Legge di #Stabilita2016: tagli, marchette e illusioni. Ecco cosa ci aspetta
La legge di Stabilità, approvata in via definitiva al Senato, apre le porte ad un 2016 di lacrime e sangue. Saremo costretti a vivere l’ennesima riedizione dell’austerità che ha trascinato nel baratro l’Europa intera.
I numeri possono ingannare. Il Governo ha portato infatti il deficit pubblico al 2,4% del Pil, rispetto all’1,8% concordato in precedenza con la Commissione Europea. Gran parte del maggior deficit, tuttavia, serve solo a rinviare al 2017 circa 14 miliardi di tasse che ancora dovevano entrare in vigore, le cosiddette clausole di salvaguardia, ovvero aumenti di Iva e accise sui carburanti che questo stesso Governo aveva programmato nella scorsa Stabilità. Le politiche di austerità sono state dunque redistribuite nel tempo, spostando parte dei tagli e delle tasse previsti per il 2016 all’anno successivo. Non viene messo invece in discussione il Fiscal Compact, e con esso il folle principio del pareggio di bilancio che impone rigore proprio quando servirebbero investimenti pubblici e alleggerimenti fiscali per le classi sociali più deboli. L’economia italiana rimane così strozzata dai vincoli europei.

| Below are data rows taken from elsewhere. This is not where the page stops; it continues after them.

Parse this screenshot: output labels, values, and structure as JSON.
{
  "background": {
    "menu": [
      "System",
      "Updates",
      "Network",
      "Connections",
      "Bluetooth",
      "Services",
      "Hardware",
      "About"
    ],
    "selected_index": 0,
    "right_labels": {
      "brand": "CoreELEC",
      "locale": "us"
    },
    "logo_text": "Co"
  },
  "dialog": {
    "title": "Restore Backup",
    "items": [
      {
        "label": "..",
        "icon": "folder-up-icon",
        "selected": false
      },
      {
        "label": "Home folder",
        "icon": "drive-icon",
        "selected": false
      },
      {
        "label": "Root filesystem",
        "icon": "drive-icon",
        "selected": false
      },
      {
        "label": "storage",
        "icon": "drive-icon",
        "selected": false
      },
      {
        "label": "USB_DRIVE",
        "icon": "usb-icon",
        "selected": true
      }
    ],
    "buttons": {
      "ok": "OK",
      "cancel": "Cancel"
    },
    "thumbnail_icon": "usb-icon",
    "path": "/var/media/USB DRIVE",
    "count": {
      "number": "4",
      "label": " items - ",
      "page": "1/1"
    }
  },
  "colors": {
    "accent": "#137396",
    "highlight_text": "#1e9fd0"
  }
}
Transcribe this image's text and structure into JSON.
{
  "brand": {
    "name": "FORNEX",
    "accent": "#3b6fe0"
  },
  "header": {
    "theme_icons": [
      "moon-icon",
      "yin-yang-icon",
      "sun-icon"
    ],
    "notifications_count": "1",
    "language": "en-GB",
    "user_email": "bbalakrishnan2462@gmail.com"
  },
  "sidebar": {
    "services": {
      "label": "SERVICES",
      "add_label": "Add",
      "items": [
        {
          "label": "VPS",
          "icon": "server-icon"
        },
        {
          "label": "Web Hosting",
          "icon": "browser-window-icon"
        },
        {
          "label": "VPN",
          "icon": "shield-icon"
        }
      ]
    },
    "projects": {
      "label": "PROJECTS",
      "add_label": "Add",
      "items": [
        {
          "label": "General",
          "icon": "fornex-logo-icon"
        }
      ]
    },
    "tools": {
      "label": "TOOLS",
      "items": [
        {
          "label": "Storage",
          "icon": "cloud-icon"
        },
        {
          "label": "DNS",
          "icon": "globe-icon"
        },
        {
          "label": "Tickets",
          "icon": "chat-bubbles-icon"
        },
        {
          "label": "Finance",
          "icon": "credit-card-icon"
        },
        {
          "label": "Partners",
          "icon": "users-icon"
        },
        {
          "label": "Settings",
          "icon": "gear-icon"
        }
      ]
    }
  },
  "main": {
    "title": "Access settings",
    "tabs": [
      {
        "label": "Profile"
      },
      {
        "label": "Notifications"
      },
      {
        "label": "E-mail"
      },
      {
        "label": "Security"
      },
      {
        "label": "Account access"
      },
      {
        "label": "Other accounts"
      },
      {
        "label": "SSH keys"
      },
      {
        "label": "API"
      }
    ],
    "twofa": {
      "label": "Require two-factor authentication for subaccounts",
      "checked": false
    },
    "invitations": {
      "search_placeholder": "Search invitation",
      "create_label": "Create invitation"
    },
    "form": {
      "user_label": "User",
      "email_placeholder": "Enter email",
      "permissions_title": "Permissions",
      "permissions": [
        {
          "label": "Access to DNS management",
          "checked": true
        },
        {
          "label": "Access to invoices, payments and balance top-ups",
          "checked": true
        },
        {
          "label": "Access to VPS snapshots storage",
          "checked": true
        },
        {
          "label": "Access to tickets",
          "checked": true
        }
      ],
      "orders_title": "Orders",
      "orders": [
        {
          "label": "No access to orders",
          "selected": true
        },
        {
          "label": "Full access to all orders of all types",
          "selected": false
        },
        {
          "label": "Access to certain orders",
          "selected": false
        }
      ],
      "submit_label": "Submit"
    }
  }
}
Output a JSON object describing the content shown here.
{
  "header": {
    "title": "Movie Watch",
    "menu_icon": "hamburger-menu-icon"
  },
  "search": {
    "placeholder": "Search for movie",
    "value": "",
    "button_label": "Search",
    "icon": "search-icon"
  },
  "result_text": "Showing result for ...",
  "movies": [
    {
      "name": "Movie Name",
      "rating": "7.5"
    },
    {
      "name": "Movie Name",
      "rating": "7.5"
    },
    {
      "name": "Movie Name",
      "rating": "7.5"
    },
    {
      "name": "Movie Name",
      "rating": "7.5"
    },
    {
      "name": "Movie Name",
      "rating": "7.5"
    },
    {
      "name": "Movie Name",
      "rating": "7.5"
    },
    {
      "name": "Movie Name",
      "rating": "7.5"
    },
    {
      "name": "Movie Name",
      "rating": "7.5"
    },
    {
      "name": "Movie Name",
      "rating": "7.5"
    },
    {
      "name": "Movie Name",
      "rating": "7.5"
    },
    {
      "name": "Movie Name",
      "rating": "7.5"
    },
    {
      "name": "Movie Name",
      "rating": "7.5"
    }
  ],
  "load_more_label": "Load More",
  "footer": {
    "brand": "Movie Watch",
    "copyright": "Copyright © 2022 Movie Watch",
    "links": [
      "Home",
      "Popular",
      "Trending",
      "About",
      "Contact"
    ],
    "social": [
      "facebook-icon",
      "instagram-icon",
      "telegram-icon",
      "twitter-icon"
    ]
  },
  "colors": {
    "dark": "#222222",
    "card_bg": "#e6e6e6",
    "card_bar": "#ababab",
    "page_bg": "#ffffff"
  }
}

Il risultato è che a parte la manovra spot sulla Tasi, piovono tagli e nuove tasse, scaricate vigliaccamente sugli amministratori locali.
Vediamo in breve cosa ci aspetta:
– 19 miliardi di ulteriori tagli alle Regioni fra il 2016 e il 2019. Non si tratta certo di lotta agli sprechi, ma di tagli lineari in perfetto stile montiano. Inutile dire che gran parte di queste minori risorse andranno a dimagrire ancora la Sanità pubblica, dato che circa l’80% dei bilanci regionali serve a garantire le cure ai cittadini.
– Ma per essere sicuro di centrare il bersaglio, il Governo è intervenuto direttamente sul Fondo Sanitario Nazionale, tagliandovi altri 2 miliardi, dopo i 2,3 del luglio scorso (Dl Enti locali). In tutto fanno 4,3 miliardi di minori risorse in pochi mesi. Nemmeno Monti, espressione diretta della Troika europea, aveva osato tanto. La ciliegina sulla torta è la sforbiciata alla lista delle prestazioni garantite dal pubblico, con 180 di esse che saranno d’ora in poi a carico del malato. La sanità americana è dietro l’angolo. Chi più ha, potrà trasferirsi alla sanità privata, se già non lo ha fatto, mentre chi è stato più colpito dalla lunga crisi economica dovrà decidere di volta in volta se curarsi, intaccando i propri magri risparmi, o rinunciare alle cure. In questo modo insieme alla sanità privata prospereranno le assicurazioni sanitarie, con le quali il cittadino medio proverà a garantirsi a prezzi salatissimi almeno un pacchetto essenziale di cure mediche.
Gli investimenti pubblici sono in caduta libera, e con essi ogni speranza di risollevare un settore industriale morente. Al -3% del prossimo anno, seguirà il -7% del 2017. Senza investimenti pubblici l’Italia si trasformerà in un bacino di manodopera a basso costo a disposizione delle filiere produttive estere, e in particolare tedesche. Altro che produttività e innovazione.
La scure sugli investimenti pubblici colpisce naturalmente anche il Sud Italia, per il quale il premier aveva promesso un “Masterplan” in grado di rilanciarlo. La montagna partorisce un topolino, ovvero un credito di imposta per le imprese del Mezzogiorno che investono in beni strumentali. Come dare un’aspirina ad un malato di cancro.
Il Sud, tra l’altro, è colpito più di tutti dalla vergognosa marcia indietro del Governo sulla decontribuzione per le imprese che assumono nuovi lavoratori a tempo indeterminato. Questa corposa agevolazione era prevista sin dalla legge 407 del 1990. Il Governo l’aveva confermata nella sostanza il dicembre scorso, mentre per il 2016 la riduce dal 100% al 40% e da 3 anni a 2 anni per ogni nuovo assunto. Il colpo di grazia ad un mercato del lavoro agonizzante.
Si potrebbe continuare a lungo, ricordando l’ambiguo pagamento in bolletta del canone Rai, il disinteresse per 23 mila esodati ancora senza tutela, le maggiori tasse mascherate per i piccoli agricoltori e l’elemosina agli obbligazionisti truffati dal decreto Salva-banche, ma non ne vale la pena.
La musica dell’austerità non cambierà fino a quando ad una politica serva dell’economia globale non subentrerà una politica che amministra e regola l’economia, indirizzandola a fini sociali, come prevede la nostra Costituzione.